Pasta comandada por Pazuello avisa que usará Lei de Segurança Nacional contra quem passar informações sobre a cúpula. A justificativa é que, no âmbito do coronavírus, as divulgações de imagens e informações podem comprometer a soberania
O movimento do governo em restringir informações e estratégias debatidas
para o enfrentamento da covid-19 atingiu as instâncias internas do
Ministério da Saúde. Para proteger informações discutidas no primeiro
escalão da pasta, servidores lotados no gabinete do ministro interino,
coronel [general-de-divisão] Eduardo Pazuello, foram obrigados a assinar um termo de sigilo
sob a ameaça de serem enquadrados na Lei de Segurança Nacional (LSN).

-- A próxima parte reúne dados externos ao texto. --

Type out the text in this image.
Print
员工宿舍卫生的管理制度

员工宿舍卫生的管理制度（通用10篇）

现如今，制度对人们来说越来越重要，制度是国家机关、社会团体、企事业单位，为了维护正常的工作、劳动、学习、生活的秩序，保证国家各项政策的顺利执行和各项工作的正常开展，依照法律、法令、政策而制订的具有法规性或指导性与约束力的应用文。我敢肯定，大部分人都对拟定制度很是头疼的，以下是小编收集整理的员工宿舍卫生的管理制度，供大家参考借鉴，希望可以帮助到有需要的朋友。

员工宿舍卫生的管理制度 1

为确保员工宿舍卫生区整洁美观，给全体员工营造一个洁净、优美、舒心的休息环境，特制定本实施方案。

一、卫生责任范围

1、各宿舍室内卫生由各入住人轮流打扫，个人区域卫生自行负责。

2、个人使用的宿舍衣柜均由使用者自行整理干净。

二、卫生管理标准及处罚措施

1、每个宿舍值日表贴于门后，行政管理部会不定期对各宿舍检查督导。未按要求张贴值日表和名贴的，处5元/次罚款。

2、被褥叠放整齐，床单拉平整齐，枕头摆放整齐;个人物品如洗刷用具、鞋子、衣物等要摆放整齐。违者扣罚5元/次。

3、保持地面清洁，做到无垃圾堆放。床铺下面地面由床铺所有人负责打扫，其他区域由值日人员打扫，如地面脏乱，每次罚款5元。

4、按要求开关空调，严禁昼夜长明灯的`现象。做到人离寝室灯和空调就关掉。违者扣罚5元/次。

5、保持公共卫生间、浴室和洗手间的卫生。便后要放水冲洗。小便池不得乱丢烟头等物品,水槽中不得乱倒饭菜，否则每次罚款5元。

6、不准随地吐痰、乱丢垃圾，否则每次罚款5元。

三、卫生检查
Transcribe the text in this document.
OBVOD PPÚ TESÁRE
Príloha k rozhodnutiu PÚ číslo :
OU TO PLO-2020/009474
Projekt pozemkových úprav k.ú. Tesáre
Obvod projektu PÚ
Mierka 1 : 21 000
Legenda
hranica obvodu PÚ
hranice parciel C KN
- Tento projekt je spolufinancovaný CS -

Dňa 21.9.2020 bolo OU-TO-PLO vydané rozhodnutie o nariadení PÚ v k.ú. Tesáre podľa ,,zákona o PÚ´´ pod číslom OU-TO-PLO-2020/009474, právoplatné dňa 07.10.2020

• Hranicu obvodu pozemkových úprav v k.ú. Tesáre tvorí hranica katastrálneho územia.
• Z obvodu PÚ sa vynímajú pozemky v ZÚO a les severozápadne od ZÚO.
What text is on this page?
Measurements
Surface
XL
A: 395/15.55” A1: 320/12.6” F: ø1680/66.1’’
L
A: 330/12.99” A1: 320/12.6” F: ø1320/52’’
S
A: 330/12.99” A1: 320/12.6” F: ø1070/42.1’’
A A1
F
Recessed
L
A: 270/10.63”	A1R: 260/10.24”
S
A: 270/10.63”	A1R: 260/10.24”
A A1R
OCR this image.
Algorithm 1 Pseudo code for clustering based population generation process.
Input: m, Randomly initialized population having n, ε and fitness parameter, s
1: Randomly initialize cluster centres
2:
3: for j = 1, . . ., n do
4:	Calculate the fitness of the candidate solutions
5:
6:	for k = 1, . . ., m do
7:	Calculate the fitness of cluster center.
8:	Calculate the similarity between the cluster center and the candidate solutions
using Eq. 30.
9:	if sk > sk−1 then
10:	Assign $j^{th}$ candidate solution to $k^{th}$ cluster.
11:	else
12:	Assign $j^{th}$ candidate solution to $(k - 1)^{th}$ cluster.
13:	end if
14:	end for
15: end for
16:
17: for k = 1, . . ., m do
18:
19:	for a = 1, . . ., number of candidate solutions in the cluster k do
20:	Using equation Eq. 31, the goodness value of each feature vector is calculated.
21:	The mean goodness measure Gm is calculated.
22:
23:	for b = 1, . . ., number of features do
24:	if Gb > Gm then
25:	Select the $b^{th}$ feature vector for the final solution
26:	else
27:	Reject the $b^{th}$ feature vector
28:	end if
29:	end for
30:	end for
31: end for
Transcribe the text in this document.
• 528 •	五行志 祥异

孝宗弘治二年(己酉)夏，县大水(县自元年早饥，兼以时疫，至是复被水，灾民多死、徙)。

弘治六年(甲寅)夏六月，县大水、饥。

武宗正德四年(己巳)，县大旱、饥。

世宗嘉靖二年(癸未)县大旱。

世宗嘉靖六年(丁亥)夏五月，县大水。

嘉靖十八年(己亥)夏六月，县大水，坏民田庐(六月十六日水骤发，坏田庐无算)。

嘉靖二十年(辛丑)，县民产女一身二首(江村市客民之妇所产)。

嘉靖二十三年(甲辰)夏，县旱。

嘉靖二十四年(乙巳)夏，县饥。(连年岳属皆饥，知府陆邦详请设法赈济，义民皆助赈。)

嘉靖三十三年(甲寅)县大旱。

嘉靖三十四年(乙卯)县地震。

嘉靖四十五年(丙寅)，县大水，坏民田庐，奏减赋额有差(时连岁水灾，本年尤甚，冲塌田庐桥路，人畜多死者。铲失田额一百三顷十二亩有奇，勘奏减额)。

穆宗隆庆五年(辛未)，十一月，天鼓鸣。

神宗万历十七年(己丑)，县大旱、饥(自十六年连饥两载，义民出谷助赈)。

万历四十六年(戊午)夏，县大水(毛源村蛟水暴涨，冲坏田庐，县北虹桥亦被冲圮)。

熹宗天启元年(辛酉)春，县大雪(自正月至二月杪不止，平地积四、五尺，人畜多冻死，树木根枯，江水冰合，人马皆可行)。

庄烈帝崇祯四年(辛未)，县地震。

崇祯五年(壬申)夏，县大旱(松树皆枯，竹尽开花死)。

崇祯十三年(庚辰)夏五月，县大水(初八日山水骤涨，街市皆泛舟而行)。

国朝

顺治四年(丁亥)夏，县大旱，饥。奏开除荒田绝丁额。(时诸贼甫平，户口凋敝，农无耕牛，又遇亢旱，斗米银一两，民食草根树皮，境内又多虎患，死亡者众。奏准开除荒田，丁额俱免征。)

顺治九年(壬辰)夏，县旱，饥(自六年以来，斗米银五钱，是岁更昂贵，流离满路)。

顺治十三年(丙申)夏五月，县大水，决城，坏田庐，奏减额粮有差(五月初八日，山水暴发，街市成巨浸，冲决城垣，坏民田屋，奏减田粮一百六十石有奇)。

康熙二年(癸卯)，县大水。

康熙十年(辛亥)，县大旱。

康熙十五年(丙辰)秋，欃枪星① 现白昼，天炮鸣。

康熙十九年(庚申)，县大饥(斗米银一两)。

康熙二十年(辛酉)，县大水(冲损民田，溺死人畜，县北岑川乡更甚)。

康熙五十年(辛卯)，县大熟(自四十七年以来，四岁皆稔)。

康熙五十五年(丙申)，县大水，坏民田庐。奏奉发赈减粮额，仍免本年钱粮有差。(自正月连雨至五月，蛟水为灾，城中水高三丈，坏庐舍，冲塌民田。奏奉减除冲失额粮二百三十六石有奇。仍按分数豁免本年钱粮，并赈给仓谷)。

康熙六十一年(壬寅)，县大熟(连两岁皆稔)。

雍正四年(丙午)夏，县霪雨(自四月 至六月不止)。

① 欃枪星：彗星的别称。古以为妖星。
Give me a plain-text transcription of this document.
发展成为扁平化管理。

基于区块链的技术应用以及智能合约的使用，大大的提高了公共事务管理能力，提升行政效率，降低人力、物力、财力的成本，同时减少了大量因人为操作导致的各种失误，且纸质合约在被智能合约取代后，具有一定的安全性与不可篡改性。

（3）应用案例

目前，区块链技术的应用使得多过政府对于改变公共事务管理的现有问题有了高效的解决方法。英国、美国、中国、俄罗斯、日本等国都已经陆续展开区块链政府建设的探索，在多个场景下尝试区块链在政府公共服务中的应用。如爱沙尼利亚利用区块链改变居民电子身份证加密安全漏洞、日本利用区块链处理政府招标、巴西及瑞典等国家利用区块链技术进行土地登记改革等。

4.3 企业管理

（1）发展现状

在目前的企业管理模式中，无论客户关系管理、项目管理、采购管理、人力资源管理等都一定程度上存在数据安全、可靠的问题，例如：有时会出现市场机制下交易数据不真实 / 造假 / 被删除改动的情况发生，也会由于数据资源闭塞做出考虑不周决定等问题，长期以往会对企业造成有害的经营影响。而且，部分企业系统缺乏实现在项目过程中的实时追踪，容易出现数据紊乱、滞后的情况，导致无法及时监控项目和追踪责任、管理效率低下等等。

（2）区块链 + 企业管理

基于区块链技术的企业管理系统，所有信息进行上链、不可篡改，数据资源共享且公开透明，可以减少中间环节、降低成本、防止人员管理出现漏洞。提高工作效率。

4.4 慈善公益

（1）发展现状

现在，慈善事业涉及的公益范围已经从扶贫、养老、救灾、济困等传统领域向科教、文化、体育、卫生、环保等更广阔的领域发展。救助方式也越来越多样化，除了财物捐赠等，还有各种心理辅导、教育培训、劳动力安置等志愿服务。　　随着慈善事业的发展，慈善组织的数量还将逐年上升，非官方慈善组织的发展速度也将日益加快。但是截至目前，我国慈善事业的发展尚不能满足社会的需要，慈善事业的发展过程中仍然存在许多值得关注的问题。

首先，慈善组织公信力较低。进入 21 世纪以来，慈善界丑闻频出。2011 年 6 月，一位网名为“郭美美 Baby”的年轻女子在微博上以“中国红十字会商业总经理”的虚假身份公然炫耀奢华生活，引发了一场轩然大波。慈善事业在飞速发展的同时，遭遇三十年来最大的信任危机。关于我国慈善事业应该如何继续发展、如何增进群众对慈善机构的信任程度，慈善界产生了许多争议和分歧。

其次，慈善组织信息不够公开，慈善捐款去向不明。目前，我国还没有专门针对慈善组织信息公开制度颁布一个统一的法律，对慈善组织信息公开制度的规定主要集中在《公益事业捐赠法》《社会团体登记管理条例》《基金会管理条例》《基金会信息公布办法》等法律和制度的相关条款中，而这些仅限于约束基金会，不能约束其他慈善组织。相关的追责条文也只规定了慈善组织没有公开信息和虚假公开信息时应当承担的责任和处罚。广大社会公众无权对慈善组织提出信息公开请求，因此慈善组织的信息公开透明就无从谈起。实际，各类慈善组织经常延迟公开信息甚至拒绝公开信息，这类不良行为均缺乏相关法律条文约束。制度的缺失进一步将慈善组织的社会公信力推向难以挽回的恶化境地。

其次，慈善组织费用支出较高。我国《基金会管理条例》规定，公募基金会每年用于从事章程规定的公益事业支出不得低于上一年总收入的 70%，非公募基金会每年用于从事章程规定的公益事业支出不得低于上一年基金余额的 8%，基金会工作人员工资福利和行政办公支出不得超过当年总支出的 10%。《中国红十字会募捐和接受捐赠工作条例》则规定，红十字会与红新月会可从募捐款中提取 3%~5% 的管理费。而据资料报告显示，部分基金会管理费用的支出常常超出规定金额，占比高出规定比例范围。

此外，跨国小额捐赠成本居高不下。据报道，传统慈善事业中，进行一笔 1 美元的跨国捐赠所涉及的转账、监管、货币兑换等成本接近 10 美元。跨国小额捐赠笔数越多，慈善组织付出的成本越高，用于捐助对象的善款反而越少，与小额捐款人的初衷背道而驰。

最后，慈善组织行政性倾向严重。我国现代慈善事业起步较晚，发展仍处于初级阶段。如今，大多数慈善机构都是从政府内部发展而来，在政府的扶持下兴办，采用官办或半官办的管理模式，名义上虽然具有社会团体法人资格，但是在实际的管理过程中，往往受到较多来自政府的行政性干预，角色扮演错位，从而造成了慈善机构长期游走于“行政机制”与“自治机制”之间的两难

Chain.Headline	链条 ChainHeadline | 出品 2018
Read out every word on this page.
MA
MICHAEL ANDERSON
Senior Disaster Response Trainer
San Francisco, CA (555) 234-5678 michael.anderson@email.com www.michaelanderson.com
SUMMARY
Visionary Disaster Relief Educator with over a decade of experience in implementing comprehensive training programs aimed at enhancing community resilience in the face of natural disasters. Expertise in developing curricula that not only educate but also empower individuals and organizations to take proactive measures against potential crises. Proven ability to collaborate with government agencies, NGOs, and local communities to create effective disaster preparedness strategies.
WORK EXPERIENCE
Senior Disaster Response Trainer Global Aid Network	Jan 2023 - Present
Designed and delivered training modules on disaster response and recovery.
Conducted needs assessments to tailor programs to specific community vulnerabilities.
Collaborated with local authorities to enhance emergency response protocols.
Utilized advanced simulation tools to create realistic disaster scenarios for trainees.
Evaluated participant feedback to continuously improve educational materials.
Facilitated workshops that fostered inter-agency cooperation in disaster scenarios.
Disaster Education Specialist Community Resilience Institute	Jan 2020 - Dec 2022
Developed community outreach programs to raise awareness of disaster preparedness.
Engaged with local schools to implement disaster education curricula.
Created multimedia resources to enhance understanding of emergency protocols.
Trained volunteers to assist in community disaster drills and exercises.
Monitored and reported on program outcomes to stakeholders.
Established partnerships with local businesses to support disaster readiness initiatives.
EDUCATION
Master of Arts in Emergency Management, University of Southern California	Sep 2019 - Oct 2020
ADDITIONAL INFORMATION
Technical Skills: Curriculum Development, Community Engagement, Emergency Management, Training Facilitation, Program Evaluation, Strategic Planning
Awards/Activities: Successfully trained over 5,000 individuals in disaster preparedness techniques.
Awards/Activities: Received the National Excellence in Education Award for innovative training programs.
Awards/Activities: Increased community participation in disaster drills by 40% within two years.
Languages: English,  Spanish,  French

Todos os servidores que têm contato mais próximo com Pazuello assinaram o
termo há duas semanas. A justificativa é de que, no âmbito da situação
de emergência de saúde, a divulgação de imagens e informações poderiam
comprometer a soberania, integridade e democracia.
O documento, cuja assinatura com nome completo e cargo foi obrigatória,
se tratava de uma declaração afirmando se “ter ciência da obrigação
legal de manter em sigilo todas as informações e planos de ações
estratégicas debatidas e definidas no âmbito do gabinete do ministro do
Ministério da Saúde”. A proibição de filmar ou tirar foto no ambiente
foi mencionada. “A divulgação de imagem ou informação também configura
crime contra a segurança nacional, previsto na lei 7.170 de 14 de
dezembro de 1983”, dizia o texto, mencionando a LSN, sancionada à época
da ditadura e conhecida pelo caráter intimidador.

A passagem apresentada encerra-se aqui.